— Nunca olvidaré el día que la conocí – dijo Domínguez, mientras sus ojos, ausentes como los de todo ciego, parecían buscarme en la penumbra –. Llovía torrencialmente. Caminaba hacia mi gimnasio, en el barrio de M…; la montaña estaba tan cerca, que, ni siquiera la concentración de nubes, me impedía admirarla.
« Como embobado, permanecí algunos minutos con las manos en los bolsillos y el agua escurriéndose sobre mi cuerpo. De repente, la voz de una muchacha me hizo reaccionar, era joven y de una belleza que nunca antes había visto.
« Me preguntó si estaba enfermo. “No, dije, después de un corto titubeo; es sólo que la montaña me entristece, no sé por qué.” Ella no se sorprendió, una misteriosa familiaridad había nacído entre nosotros. Tomándome de la mano, me llevó a su casa a tomar un café. Conversamos toda la tarde, no recuerdo de qué, tampoco tiene importancia, el hecho es que ambos sentíamos que ese encuentro no fue fortuito. Desde entonces nada nos ha separado.
Mientras hablaba de su Sara, yo recordaba los tiempos en que aquel hombre – ahora sumido en la oscuridad, en la ceguera – fue un magnífico boxeador, con un demoledor gancho cruzado y, ante el que muchos, los más fuertes, sucumbieron.
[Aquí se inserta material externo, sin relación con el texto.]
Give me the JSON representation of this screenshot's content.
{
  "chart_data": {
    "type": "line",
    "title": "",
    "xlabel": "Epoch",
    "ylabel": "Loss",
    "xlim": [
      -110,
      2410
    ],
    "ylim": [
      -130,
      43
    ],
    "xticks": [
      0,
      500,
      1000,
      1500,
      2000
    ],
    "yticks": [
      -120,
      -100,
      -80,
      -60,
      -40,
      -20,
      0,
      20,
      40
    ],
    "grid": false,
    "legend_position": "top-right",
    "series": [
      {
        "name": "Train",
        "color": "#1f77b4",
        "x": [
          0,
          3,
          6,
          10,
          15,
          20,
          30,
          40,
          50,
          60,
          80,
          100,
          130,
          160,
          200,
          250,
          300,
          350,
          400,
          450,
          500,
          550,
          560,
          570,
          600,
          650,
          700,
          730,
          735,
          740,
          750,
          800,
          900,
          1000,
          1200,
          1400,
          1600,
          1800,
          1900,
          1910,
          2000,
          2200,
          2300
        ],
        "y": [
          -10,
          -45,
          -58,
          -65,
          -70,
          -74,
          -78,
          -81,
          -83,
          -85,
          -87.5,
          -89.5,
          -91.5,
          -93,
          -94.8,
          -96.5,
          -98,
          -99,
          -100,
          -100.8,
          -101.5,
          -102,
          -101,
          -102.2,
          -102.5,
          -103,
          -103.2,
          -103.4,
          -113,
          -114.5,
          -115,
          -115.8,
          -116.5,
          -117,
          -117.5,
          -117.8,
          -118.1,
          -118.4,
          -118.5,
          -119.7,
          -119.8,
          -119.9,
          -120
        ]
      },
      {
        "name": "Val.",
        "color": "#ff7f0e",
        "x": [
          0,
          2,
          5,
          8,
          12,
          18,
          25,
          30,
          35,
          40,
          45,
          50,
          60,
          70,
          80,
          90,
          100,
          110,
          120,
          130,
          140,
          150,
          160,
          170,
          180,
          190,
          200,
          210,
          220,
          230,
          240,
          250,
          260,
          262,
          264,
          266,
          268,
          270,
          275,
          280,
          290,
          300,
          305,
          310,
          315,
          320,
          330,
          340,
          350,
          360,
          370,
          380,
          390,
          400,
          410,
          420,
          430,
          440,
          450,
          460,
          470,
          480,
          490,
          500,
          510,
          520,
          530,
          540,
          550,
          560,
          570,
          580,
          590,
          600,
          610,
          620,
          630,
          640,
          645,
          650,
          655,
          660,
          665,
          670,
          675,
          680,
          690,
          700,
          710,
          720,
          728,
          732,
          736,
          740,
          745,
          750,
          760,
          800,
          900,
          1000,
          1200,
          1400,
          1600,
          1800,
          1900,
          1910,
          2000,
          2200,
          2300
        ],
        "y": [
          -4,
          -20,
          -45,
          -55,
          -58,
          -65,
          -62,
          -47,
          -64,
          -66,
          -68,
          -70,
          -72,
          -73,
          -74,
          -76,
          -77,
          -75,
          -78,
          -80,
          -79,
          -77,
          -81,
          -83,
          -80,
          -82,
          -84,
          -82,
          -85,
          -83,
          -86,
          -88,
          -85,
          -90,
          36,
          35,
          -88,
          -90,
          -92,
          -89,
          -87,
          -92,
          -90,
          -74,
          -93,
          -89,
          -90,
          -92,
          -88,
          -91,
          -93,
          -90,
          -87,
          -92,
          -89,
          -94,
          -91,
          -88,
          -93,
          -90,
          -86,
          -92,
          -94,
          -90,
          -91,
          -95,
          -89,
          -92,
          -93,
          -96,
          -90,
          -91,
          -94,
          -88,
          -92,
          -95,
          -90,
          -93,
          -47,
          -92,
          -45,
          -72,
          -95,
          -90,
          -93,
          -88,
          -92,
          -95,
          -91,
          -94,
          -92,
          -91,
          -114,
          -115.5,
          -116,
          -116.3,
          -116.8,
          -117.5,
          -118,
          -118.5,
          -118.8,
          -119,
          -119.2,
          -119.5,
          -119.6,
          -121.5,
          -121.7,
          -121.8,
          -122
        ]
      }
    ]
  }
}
Seguí su carrera desde el tercer combate hasta el último que sostuvo, casualmente, el primero en el que le tocó defender el Campeonato Amateur.
Fue una pelea magnífica, la mejor de su vida. Méndez, el rival de turno, con un veloz juego de piernas, se estaba convirtiendo en un bastión, en el que los poderosos jabs de Domínguez se estrellaban inútilmente. A los dos minutos del quinto asalto, el retador lanzó un certero uppercut, que por poco noquea al campeón, el cual, con el último arresto de fuerzas, se abalanzó contra su enemigo, derrotándolo con su famoso gancho cruzado. La gente estaba encantada; la pelea de esos dos boxeadores, para la mayoría, desconocidos, había sido extraordinaria.
Sin embargo, en el instante en que el anunciador pronunciaba su nombre, Domínguez se desplomó inconsciente sobre la lona. Permaneció en coma un par de días y cuando despertó había perdido la vista.
— Disculpe, joven – interrumpió la anciana que nos sirvió el café –, no quiero echarle, pero es muy tarde y Carlos debe descansar.
— No te preocupes, mamá, no me molesta; sólo quisiera saber a qué hora llega Sara…
— Muy pronto, hijo, muy pronto.
— En verdad es muy tarde – dije, levantándome –, es mejor que me retire.
La mujer me miró con una expresión de agradecimiento. Tras despedirme del boxeador, caminamos hasta la puerta.
— Muchas gracias por todo – le extendí la mano –, quisiera conversar con la señora Sara, ¿a qué hora puedo encontrarla?
La anciana sonrió con tristeza.
— A ninguna, Sara sólo existe desde que mi hijo despertó del coma y él es el único que la ve; yo no le he dicho la verdad porque tengo miedo de perderlo…
Sentí que se hacía un nudo en mi garganta y quise abrazar a aquella mujer, pero no me atreví.